Princess Diana & Mementos At The Fence
"The best mother in the world," is how her sons want her to be remembered. The gate and fence of Kensington Palace filled with flowers and framed photos and notes, expressions of grief piled high, on Diana's death 10 years ago. The first glimpse of the grieving family we had was when they paraded in front of the gates, noting all the piles of stuff to express sadness and connections. Just like the Oklahoma City bombing, the tragic event was played and re-played 24/7 on cable, and people came to the fence demarking the boundaries of the lives and spaces on the other side and left teddy bears and ribbons and notes.
The royal anniversary of Diana's death will contain no living fences but mourners still gathered at the Kensington gate while the official tribute held elsewhere was invitation-only. People today marked the fence with mementos.
I, too, watched both events unfold on tv -- her death story unfolding and the OKC bombing coverage. I lived in Texas at the time where crosses had started popping up at the sides of roads demarking the place of deaths. Hispanic memori mentos, these markers on the spots are called descanyos* and their increasing frequency of appearances along highways correlated with the rising rates of immigration across our southern border.
JFK's death never spurred people to place flowers and mementos on the place but it was the first where everyone watched the family grieve on national tv, standing at the curb as the body rolled by.

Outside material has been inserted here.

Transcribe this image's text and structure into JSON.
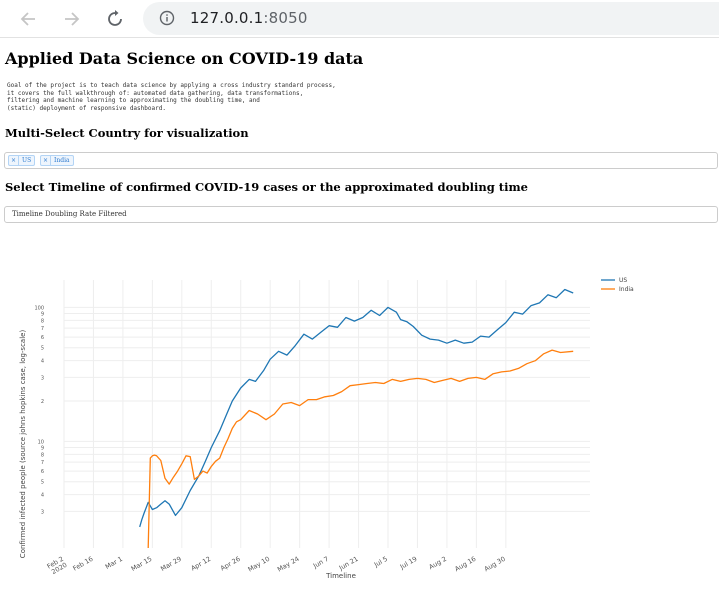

Now when a death occurs in a public place, this recognition-at-the-place is how we mark it. The fences are cleaned up at Kensington Palace and they are kept clean at the World Trade Center site, too, where the mementos are official - top-down, rather than a place for the bottom-up expressions of sadness from the common people.
Media might be changing the way we express our grief. Sadness at the fences.

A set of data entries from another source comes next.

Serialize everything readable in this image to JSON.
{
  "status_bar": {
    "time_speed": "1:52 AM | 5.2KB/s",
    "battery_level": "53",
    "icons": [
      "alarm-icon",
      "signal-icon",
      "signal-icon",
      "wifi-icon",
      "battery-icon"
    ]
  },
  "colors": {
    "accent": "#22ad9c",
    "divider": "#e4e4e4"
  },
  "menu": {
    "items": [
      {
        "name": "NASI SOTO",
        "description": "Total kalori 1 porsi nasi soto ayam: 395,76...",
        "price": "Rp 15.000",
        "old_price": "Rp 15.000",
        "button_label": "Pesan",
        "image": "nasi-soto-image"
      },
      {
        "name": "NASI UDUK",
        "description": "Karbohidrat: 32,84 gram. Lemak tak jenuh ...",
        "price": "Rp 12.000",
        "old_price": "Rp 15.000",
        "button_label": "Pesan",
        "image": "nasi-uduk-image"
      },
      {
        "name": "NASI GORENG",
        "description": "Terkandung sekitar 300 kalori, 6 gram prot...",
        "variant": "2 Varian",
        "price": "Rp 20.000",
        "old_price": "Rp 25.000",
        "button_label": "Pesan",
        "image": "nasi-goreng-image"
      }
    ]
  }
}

*descanyo is spelled descano with the n having a tilde but I don't know how to type that Spanish letter.
image credit: right, Kensington Palace, Shaun Curry, Bloomberg News, front page online NYTimes today; lower right Wikipedia; left: AP photo of mourner at the Gate of Kensington, on today's online front page of the Washington Post



I remember exactly where I was, what I was doing, and who announced her death when I heard she had been killed. Why is that? She certainly had an indescribable magnetism.
Posted by: tut-tut | August 31, 2007 at 10:05 AM
Well, strangely, even though I am not an American, I remember precisely where I was, who with and what they did, when President Kennedy was shot.
I couldn't tell you what I was doing when Princess Diana died.
Posted by: claude | September 01, 2007 at 02:44 PM
This should work:
á = Alt + 0225
é = Alt + 0233
í = Alt + 0237
ó = Alt + 0243
ú = Alt + 0250
ñ = Alt + 0241
ü = Alt + 0252
¡ = Alt + 0161
¿ Alt + 0191
Anyway, I totally remember when I first heard about it. I was standing across the dining room from my mom.